De Chinese Meester Zengetsu leefde tijdens de Tangdynastie (7e tot 10e eeuw). 1

Toen hij vanwege zijn zwakke gezondheid niet langer in staat was onderricht te geven, schreef hij volgende brief aan zijn leerlingen. Een geestelijk testament vol wijze raadgevingen.

 

Leven in de wereld en toch niet gehecht raken aan de stof van de wereld is de weg die de ware zenstudent moet gaan.

Wanneer u getuige bent van een goede daad door een ander, moedig uzelf dan aan zijn voorbeeld te volgen. Als u hoort van een verkeerde daad door een ander, raad uzelf dan aan deze niet na te volgen.

Zelfs al bent u alleen in een donkere kamer, gedraag u alsof u tegenover een voorname gast zat. Druk uw gevoelens uit, maar doe door uw spreken uw eigen ware aard geen geweld aan. 2

 

Armoede is uw schat. Verwissel deze nooit voor een gemakkelijk leven.

Iemand kan een dwaas lijken en er toch geen zijn. Mogelijk bewaart hij alleen maar zijn wijsheid zorgvuldig .

Deugden zijn de vruchten van zelfdiscipline en vallen niet vanzelf uit de hemel zoals regen en sneeuw.

Bescheidenheid is de basis van alle deugden. Laat uw buren u ontdekken voor u uzelf aan hen bekend maakt.

Een edel hart dringt zichzelf nooit op de voorgrond. Zijn woorden zijn als zeldzame edelstenen, zelden vertoond en van grote waarde.

Voor een oprecht student is iedere dag een goede dag. De tijd gaat voorbij maar hij raakt nooit achterop. Roem noch schande brengt hem uit zijn evenwicht .

Bekritiseer uzelf, nooit een ander. Redetwist niet over goed en slecht.

Sommige dingen, hoewel goed, werden generaties lang als slecht beschouwd.
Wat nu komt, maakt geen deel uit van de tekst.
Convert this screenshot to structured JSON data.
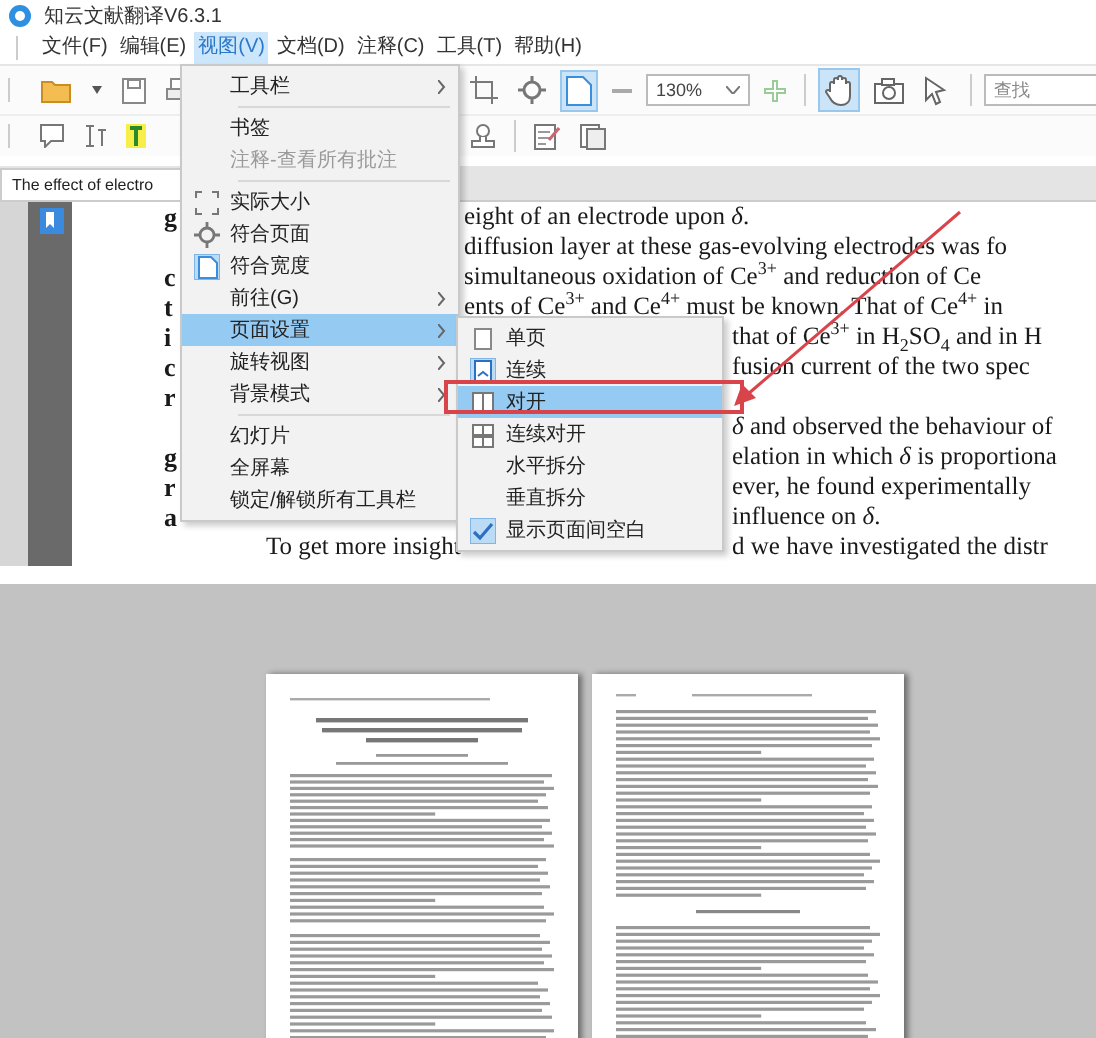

Omdat de waarde van rechtschapenheid wel eens pas eeuwen later erkend kan worden, is het niet nodig naar onmiddellijke waardering te verlangen.

Leef met overleg en laat de resultaten over aan de grote wet van het heelal. Breng iedere dag in vreedzame beschouwing door. 3

 

Vaak vinden we zenteksten erg duister en verwarrend. Moeilijk te vatten, zeker als ze - meer dan ons als beginners lief is - verwijzen naar mystieke werelden. De Verlichting lijkt ons dan zo ver weg, dat we geneigd zijn onze inspanningen op te geven en de boel de boel te laten. Mystiek, verlichting, terugkeren tot je ware zelf…, wat moet ik ermee? Wat koop ik ervoor? Het is allemaal zo ver van mijn bed.

 

Zenteksten zijn vaak weerbarstig. Maar vroeg of laat zal ergens een woord daaruit oplichten. Hetzelfde geldt bijvoorbeeld voor de Psalmen. Zij roepen vaak weerstand op, kwaadheid zelfs, tot op een keer, na jarenlang herhalen (ruminare, herkauwen zegt de monnik) ineens een vers fris en herboren opklinkt en zijn geheim onthult, dat dan van een wonderlijke evidentie blijkt te zijn. Hoe heb ik dit al die jaren over het hoofd kunnen zien, waarom heb ik dit niet eerder begrepen.

 

Vandaag duikt er plots een tekst op die zen laat zien zoals zen moet zijn: nuchter, aards, no-nonsense. Twee voetjes op de grond, en geen gezeur. Zen is praktisch. Je hoeft geen diploma’s over te leggen om het te mogen vatten. Een van de grootse zenmeesters was de eenvoudige, (naar de traditie het wilt) ongeletterde Huineng (638-713), die in zijn klooster rijst moest pellen en hout klieven. Maar hij was het toch maar die alle ijdele geleerdheid van de monniken wegblies met zijn nuchterheid. Hij werd de Zesde Patriarch. Verder is daar Jan Van Leeuwen, de kok en vriend van Ruusbroec in Groenendaal. Ook hij was aanvankelijk ongeletterd, maar werd later de auteur van schitterende mystieke werken.

 

Meester Zengetsu is van eenzelfde nuchterheid. Je kunt niet zeggen dat zijn raadgevingen wereldschokkend zijn, of grote geheimen onthullen. Met gewoon gezond boerenverstand kom je al een heel eind.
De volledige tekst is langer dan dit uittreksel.